L’autre ambition du domaine en matière de viticulture est liée à l’embouteillement. Actuellement, une partie de la production est embouteillée sur place mais les deux tiers sont vendus en vrac à des négociants. Pour Maguelonne Arghyris, chargée de communication aux “Compagnons de Maguelone”, l’objectif est clair : “On veut passer à 100 % de bouteilles pour ne se concentrer que sur la vente directe dans notre magasin de la presqu’île et au Domaine du Grand Puy, que nous avons ouvert en octobre 2019, ainsi que chez quelques cavistes triés sur le volet et sur notre boutique en ligne”.

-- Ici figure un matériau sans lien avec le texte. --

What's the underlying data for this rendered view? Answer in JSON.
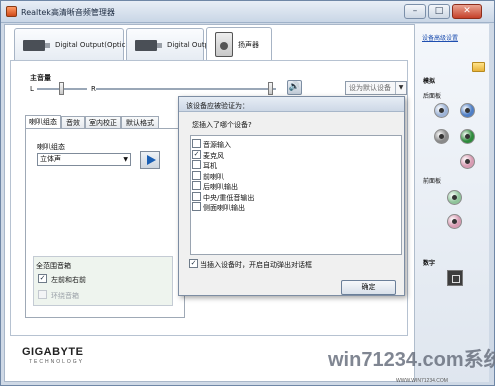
{
  "window": {
    "title": "Realtek高清晰音频管理器",
    "minimize": "–",
    "maximize": "□",
    "close": "✕"
  },
  "device_tabs": [
    {
      "label": "Digital Output(Optical)"
    },
    {
      "label": "Digital Output"
    },
    {
      "label": "扬声器",
      "active": true
    }
  ],
  "volume": {
    "label": "主音量",
    "left": "L",
    "right": "R",
    "balance": 0.5,
    "level": 0.97,
    "mute_icon": "speaker-icon",
    "default_device": "设为默认设备"
  },
  "sub_tabs": [
    {
      "label": "喇叭组态",
      "active": true
    },
    {
      "label": "音效"
    },
    {
      "label": "室内校正"
    },
    {
      "label": "默认格式"
    }
  ],
  "speaker_config": {
    "label": "喇叭组态",
    "selected": "立体声"
  },
  "full_range": {
    "title": "全范围音箱",
    "front": {
      "label": "左前和右前",
      "checked": true
    },
    "surround": {
      "label": "环绕音箱",
      "checked": false,
      "disabled": true
    }
  },
  "brand": {
    "name": "GIGABYTE",
    "tagline": "TECHNOLOGY"
  },
  "right_panel": {
    "advanced_link": "设备高级设置",
    "analog": "模拟",
    "back_panel": "后面板",
    "front_panel": "前面板",
    "digital": "数字",
    "jack_colors": [
      "#9db3d6",
      "#4f7fc6",
      "#8a8a8a",
      "#2e8b3c",
      "#d79bb2",
      "#8fc49a",
      "#d79bb2"
    ]
  },
  "dialog": {
    "title": "该设备应被验证为：",
    "question": "您插入了哪个设备?",
    "options": [
      {
        "label": "音源输入",
        "checked": false
      },
      {
        "label": "麦克风",
        "checked": true
      },
      {
        "label": "耳机",
        "checked": false
      },
      {
        "label": "前喇叭",
        "checked": false
      },
      {
        "label": "后喇叭输出",
        "checked": false
      },
      {
        "label": "中央/重低音输出",
        "checked": false
      },
      {
        "label": "侧面喇叭输出",
        "checked": false
      }
    ],
    "autopop": {
      "label": "当插入设备时，开启自动弹出对话框",
      "checked": true
    },
    "ok": "确定"
  },
  "watermark": {
    "text": "win71234.com",
    "suffix": "系统",
    "url": "WWW.WIN71234.COM"
  }
}
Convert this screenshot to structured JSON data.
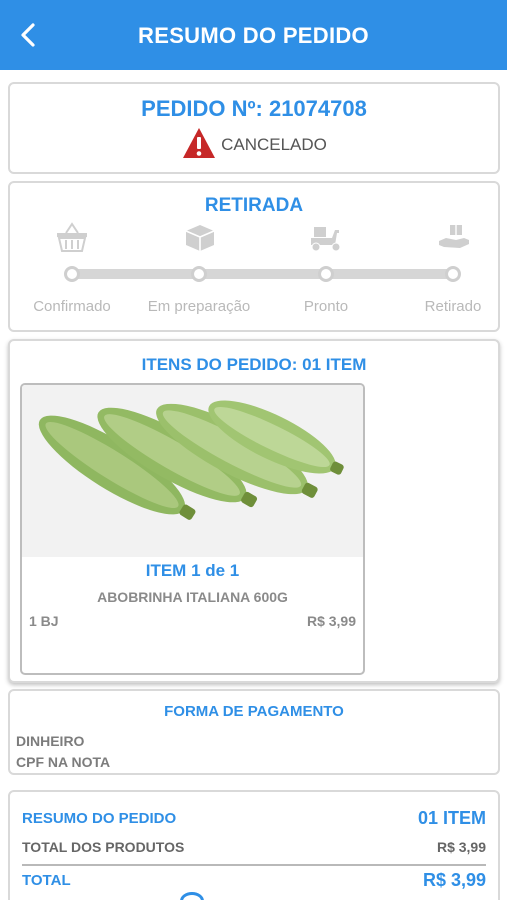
{
  "header": {
    "title": "RESUMO DO PEDIDO",
    "back_icon": "chevron-left-icon"
  },
  "order": {
    "number_label": "PEDIDO Nº: 21074708",
    "status": "CANCELADO",
    "status_icon": "warning-icon",
    "status_color": "#c62828"
  },
  "pickup": {
    "title": "RETIRADA",
    "steps": [
      {
        "label": "Confirmado",
        "icon": "basket-icon"
      },
      {
        "label": "Em preparação",
        "icon": "box-icon"
      },
      {
        "label": "Pronto",
        "icon": "delivery-scooter-icon"
      },
      {
        "label": "Retirado",
        "icon": "hand-package-icon"
      }
    ]
  },
  "items": {
    "title": "ITENS DO PEDIDO: 01 ITEM",
    "list": [
      {
        "count_label": "ITEM 1 de 1",
        "name": "ABOBRINHA ITALIANA 600G",
        "qty": "1 BJ",
        "price": "R$ 3,99",
        "image": "zucchini-image"
      }
    ]
  },
  "payment": {
    "title": "FORMA DE PAGAMENTO",
    "method": "DINHEIRO",
    "cpf": "CPF NA NOTA"
  },
  "summary": {
    "title": "RESUMO DO PEDIDO",
    "count": "01 ITEM",
    "products_label": "TOTAL DOS PRODUTOS",
    "products_value": "R$ 3,99",
    "total_label": "TOTAL",
    "total_value": "R$ 3,99"
  },
  "colors": {
    "accent": "#2f8fe6",
    "muted": "#b9b9b9",
    "border": "#d9d9d9"
  }
}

Le développement durable au cœur du projet
Aujourd’hui, l’association “les Compagnons de Maguelone” accompagne 117 personnes en situation de handicap et les intègre dans toutes les étapes de la vie du vin, de la vigne à la vinification, en passant par la mise en bouteille et la vente. Accueillies à l’Esat (Établissement et service d’aide par le travail), elles interviennent sous la direction de Bruno Brante, chef de culture et maître de chai.
Loin de se contenter des axes économiques et sociaux du principe du développement durable, l’organisme a ajouté des problématiques patrimoniales et humaines dans sa définition.
Depuis plus de 50 ans, son activité repond à ces principes et s’articule autour de trois missions essentielles :
- la mission patrimoniale, par la préservation et la mise en valeur du patrimoine bâti et de l’environnement naturel unique
- la mission culturelle, en proposant des festivals et rendez-vous culturels (expositions, visites œnotouristiques…)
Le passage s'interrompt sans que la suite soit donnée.